Lexi waited. Posing as a delivery person was a standard ruse to gain access to a building. It was used so many times on television, she assumed half the population of the country knew how it was done.

After a moment, the kid pressed the speaker button by the main entrance and said the pizza had been ordered by Nelson Riggs.

“Verifying,” the guard said. Within a minute, he said the delivery was legitimate.

“Building protocol,” Marv said. “The tenant who ordered it has to come pick it up. Nobody roams the halls, not even on the resident’s side.”

The door opened, and Marv switched cameras to the lobby, where the kid approached the front desk with his pizza container and bag. He left them with the guard, who handed him a tip. The kid pocketed the money and hurried away.

The guard opened the pizza box, seemed satisfied it was what it was supposed to be. Next, he opened the plastic bag and reached in to verify its contents.

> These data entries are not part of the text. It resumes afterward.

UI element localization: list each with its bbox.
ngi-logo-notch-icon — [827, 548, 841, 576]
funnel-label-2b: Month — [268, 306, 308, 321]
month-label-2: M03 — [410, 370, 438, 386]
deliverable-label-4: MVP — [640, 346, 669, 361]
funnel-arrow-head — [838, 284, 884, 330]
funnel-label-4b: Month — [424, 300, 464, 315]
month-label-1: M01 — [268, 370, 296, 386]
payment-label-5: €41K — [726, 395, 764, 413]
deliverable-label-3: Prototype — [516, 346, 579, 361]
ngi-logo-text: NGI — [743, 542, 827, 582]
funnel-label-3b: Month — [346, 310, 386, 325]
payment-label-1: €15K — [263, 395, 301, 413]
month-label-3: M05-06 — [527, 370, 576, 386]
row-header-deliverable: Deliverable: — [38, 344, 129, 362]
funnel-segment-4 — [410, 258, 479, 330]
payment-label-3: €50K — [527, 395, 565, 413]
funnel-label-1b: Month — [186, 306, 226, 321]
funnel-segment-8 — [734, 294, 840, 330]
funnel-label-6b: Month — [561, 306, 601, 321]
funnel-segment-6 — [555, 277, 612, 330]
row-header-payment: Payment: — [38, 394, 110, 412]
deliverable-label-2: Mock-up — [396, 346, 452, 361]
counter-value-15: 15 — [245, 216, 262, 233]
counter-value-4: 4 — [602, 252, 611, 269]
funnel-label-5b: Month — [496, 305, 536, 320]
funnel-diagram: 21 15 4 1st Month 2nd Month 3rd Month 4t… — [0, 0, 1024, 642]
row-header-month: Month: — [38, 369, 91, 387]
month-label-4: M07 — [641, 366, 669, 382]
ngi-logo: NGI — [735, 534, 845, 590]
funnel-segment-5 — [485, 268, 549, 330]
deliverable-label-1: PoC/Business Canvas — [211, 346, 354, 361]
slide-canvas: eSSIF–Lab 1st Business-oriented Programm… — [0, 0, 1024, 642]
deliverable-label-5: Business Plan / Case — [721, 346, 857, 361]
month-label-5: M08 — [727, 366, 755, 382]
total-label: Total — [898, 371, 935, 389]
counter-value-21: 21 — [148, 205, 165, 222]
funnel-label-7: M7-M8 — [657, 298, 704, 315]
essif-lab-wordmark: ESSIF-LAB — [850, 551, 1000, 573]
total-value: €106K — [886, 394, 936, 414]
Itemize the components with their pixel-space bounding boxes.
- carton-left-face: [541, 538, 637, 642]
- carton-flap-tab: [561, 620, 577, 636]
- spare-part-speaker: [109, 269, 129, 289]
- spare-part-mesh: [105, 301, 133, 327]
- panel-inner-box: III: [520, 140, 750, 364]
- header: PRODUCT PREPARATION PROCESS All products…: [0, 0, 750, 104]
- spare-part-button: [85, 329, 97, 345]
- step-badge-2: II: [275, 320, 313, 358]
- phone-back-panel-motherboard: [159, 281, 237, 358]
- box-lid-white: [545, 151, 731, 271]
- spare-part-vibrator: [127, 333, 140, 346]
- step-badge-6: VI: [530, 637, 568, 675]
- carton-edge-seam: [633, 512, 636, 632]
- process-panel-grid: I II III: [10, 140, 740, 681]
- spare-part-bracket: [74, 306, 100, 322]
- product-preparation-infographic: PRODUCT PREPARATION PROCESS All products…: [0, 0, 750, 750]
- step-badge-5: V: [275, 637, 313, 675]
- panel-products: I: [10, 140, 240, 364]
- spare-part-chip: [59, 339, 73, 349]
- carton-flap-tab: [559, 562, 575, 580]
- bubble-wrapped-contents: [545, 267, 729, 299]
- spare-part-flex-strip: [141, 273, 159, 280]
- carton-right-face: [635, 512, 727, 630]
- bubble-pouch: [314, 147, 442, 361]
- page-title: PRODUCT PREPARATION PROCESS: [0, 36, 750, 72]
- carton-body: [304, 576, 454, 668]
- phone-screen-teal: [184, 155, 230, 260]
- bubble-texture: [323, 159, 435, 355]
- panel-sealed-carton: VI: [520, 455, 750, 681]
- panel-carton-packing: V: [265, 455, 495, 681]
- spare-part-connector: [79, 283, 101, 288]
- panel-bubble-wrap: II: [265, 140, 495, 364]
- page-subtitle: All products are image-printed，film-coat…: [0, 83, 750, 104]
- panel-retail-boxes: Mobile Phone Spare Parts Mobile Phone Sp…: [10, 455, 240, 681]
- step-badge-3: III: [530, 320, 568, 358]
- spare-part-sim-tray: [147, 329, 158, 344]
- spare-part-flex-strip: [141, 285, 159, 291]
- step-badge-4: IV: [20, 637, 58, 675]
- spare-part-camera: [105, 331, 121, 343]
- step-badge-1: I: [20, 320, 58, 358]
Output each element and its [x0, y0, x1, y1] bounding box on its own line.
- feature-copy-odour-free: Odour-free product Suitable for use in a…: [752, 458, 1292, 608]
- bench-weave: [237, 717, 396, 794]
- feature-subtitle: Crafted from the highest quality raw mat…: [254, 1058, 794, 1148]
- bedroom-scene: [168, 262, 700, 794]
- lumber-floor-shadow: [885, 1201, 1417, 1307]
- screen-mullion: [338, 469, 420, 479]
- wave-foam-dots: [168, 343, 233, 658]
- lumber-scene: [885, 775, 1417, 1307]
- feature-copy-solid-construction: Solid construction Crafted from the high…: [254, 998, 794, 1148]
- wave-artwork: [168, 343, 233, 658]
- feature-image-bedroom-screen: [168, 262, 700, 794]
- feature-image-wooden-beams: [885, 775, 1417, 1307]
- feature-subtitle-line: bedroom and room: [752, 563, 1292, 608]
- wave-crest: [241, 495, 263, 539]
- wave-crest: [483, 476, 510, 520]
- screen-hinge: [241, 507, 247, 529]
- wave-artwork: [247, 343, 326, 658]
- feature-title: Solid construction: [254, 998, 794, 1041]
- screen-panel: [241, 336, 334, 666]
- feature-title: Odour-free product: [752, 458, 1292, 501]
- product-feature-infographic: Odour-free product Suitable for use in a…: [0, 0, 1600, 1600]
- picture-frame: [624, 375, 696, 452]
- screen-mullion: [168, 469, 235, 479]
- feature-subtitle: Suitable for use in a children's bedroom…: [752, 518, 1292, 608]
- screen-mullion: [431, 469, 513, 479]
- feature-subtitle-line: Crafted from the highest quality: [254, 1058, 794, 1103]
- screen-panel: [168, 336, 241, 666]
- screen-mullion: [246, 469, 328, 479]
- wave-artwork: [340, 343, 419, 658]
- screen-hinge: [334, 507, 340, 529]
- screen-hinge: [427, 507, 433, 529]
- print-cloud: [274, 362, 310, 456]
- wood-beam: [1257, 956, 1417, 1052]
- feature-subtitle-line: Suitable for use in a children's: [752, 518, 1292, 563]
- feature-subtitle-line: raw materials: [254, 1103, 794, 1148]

Lexi turned to Marv. “With this system, it must be hard to get a hot pizza. What if we want to order takeout? From what the guard said, it sounds like we’re not supposed to contact the outside world.”

“We’d have the guard order it and have it delivered to the building, not us.”

Which made sense from a security standpoint.

A flicker of motion from the screen caught her eye. She watched as the guard clutched his throat and collapsed onto the desk.